[RFC 2/6] dmaengine: xilinx_dma: Pass AXI4-Stream control words to netdev dma client

Peter Ujfalusi peter.ujfalusi at ti.com
Tue Apr 24 02:50:43 PDT 2018


On 2018-04-24 06:55, Vinod Koul wrote:
> On Thu, Apr 19, 2018 at 02:40:26PM +0300, Peter Ujfalusi wrote:
>>
>> On 2018-04-18 16:06, Lars-Peter Clausen wrote:
>>>> Hrm, true, but it is hardly the metadata use case. It is more like
>>>> different DMA transfer type.
>>>
>>> When I look at this with my astronaut architect view from high high up above
>>> I do not see a difference between metadata and multi-planar data.
>>
>> I tend to disagree.
> 
> and we will love to hear more :)

It is getting pretty off topic from the subject ;) and I'm sorry about that.

Multi-planar data is _data_, the metadata is
parameters/commands/information on _how_ to use the data.
It is more like a replacement or extension of:
configure peripheral
send data

to

send data with configuration

In both cases the same data is sent, but the configuration,
parametrization is 'simplified' to allow per packet changes.

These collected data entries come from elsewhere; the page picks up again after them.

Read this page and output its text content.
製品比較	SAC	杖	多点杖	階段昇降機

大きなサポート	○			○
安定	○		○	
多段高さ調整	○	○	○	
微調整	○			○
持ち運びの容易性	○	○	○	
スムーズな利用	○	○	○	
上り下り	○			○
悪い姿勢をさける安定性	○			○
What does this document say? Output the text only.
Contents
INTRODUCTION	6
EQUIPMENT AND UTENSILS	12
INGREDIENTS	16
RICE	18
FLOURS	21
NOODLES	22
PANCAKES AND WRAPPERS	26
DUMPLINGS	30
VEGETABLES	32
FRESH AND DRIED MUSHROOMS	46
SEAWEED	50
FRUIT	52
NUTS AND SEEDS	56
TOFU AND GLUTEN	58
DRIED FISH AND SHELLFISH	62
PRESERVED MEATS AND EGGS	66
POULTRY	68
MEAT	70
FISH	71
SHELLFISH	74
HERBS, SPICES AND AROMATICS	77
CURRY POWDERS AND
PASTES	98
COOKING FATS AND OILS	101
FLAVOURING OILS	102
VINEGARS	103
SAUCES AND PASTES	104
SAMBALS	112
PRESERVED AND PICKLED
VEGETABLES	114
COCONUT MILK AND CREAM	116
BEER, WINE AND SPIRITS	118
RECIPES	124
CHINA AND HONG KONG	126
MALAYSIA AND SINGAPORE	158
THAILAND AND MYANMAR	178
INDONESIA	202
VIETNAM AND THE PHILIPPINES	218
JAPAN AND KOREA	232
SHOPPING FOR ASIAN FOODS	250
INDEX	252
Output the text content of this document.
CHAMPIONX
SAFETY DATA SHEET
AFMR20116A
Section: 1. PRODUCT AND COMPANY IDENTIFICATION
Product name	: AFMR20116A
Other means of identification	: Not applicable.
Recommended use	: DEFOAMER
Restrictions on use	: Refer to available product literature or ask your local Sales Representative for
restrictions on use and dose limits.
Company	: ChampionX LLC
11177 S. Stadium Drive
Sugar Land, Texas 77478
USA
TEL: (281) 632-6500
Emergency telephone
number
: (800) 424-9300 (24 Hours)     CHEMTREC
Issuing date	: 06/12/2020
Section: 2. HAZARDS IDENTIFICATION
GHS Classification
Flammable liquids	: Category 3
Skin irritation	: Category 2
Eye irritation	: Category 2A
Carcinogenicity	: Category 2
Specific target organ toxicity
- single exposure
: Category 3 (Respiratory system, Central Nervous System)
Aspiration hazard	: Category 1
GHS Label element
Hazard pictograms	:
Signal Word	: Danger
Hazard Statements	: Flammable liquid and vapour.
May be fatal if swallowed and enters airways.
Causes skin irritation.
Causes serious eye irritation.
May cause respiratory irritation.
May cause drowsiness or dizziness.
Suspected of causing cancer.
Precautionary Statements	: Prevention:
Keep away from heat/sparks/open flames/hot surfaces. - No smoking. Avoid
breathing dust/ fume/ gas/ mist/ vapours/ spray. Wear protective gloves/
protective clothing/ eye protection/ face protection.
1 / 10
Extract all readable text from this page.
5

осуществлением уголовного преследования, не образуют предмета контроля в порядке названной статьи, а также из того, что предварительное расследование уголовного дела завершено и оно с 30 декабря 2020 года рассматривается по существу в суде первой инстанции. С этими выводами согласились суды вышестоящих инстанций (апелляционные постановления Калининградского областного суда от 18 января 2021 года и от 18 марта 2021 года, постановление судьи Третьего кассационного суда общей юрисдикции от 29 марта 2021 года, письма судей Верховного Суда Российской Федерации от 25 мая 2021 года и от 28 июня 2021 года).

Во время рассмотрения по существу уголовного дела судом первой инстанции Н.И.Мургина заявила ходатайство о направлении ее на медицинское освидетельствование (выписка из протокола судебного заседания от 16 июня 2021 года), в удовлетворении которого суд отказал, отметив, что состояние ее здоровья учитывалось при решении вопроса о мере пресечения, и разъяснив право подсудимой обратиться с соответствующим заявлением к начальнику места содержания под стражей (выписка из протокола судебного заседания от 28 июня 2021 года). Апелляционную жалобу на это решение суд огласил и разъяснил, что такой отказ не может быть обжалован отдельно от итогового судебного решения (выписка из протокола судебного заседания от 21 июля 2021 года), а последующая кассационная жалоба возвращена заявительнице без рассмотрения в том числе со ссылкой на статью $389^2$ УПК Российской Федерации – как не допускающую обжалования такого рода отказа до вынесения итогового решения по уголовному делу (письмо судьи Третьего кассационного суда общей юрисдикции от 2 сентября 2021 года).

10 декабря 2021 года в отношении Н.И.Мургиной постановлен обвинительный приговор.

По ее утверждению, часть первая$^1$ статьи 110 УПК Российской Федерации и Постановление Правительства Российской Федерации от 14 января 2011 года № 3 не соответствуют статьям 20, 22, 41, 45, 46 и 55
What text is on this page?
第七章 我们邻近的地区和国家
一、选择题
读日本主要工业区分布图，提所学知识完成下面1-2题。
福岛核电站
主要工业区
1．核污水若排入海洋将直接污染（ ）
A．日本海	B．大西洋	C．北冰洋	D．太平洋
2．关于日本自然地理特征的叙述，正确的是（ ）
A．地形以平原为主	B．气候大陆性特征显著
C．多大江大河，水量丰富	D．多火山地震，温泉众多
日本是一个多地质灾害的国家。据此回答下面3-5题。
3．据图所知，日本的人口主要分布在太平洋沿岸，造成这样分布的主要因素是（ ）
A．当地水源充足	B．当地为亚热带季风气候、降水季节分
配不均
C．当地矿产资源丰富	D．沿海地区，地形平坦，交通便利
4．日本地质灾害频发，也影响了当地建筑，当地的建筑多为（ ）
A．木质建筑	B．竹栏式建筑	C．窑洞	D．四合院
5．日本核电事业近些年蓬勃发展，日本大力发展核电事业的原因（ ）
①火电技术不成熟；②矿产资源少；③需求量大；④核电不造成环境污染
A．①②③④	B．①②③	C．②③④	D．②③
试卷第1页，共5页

>>> Both split the data that is sent to the peripheral into multiple
>>> sub-streams, each carrying part of the data. I'm sure there are peripherals
>>> that interleave data and metadata on the same data stream. Similar to how we
>>> have left and right channel interleaved in a audio stream.
>>
>> Slimbus, S/PDIF?
>>
>>> What about metadata that is not contiguous and split into multiple segments.
>>> How do you handle passing a sgl to the metadata interface? And then it
>>> suddenly looks quite similar to the normal DMA descriptor interface.
>>
>> Well, the metadata is for the descriptor. The descriptor describe the
>> data transfer _and_ can convey additional information. Nothing is
>> interleaved, the data and the descriptor are different things. It is
>> more like TCP headers detached from the data (but pointing to it).
>>
>>> But maybe that's just one abstraction level to high.
>>
>> I understand your point, but at the end the metadata needs to end up in
>> the descriptor which is describing the data that is going to be moved.
>>
>> The descriptor is not sent as a separate DMA trasnfer, it is part of the
>> DMA transfer, it is handled internally by the DMA.
> 
> That is bit confusing to me. I thought DMA was transparent to meta data and
> would blindly collect and transfer along with the descriptor. So at high
> level we are talking about two transfers (probably co-joined at hip and you
> want to call one transfer)

At the end yes, both the descriptor and the data is going to be sent to
the other end.

As a reference see [1]

The metadata is not a separate entity, it is part of the descriptor
(Host Packet Descriptor - HPD).
Each transfer (packet) is described with a HPD. The HPD have optional
fields, like EPIB (Extended Packet Info Block), PSdata (Protocol
Specific data).

When the DMA reads the HPD, is going to move the data described by the
HPD to the entry point (or from the entry point to memory), copies the
EPIB/PSdata from the HPD to a destination HPD. The other end will use
the destination HPD to know the size of the data and to get the metadata
from the descriptor.

In essence every entity within the Multicore Navigator system have
pktdma, they all work in a similar way, but their capabilities might
differ. Our entry to this mesh is via the DMA.

> but why can't we visualize this as just a DMA
> transfers. maybe you want to signal/attach to transfer, cant we do that with
> additional flag DMA_METADATA etc..?

For the data we need to call dmaengine_prep_slave_* to create the
descriptor (HPD). The metadata needs to be present in the HPD, hence I
was thinking of the attach_metadata as per descriptor API.

If separate dmaengine_prep_slave_* is used for allocating the HPD and
place the metadata in it then the consequent dmaengine_prep_slave_* call
must be for the data of the transfer and it is still unclear how the
prepare call would have any idea where to look for the HPD it needs to
update with the parameters for the data transfer.

I guess the driver could store the HPD pointer in the channel data if
the prepare is called with DMA_METADATA and it would be mandatory that
the next prepare is for the data portion. The driver would pick the
pointer to the HPD we stored away and update the descriptor belonging to
different tx_desc.

But if we are here, we could have a flag like DMA_DESCRIPTOR and let
client drivers to allocate the whole descriptor, fill in the metadata
and give that to the DMA driver, which will update the rest of the HPD.

Well, let's see where this is going to go when I can send the patches
for review.

[1] http://www.ti.com/lit/ug/sprugr9h/sprugr9h.pdf

- Péter

Texas Instruments Finland Oy, Porkkalankatu 22, 00180 Helsinki.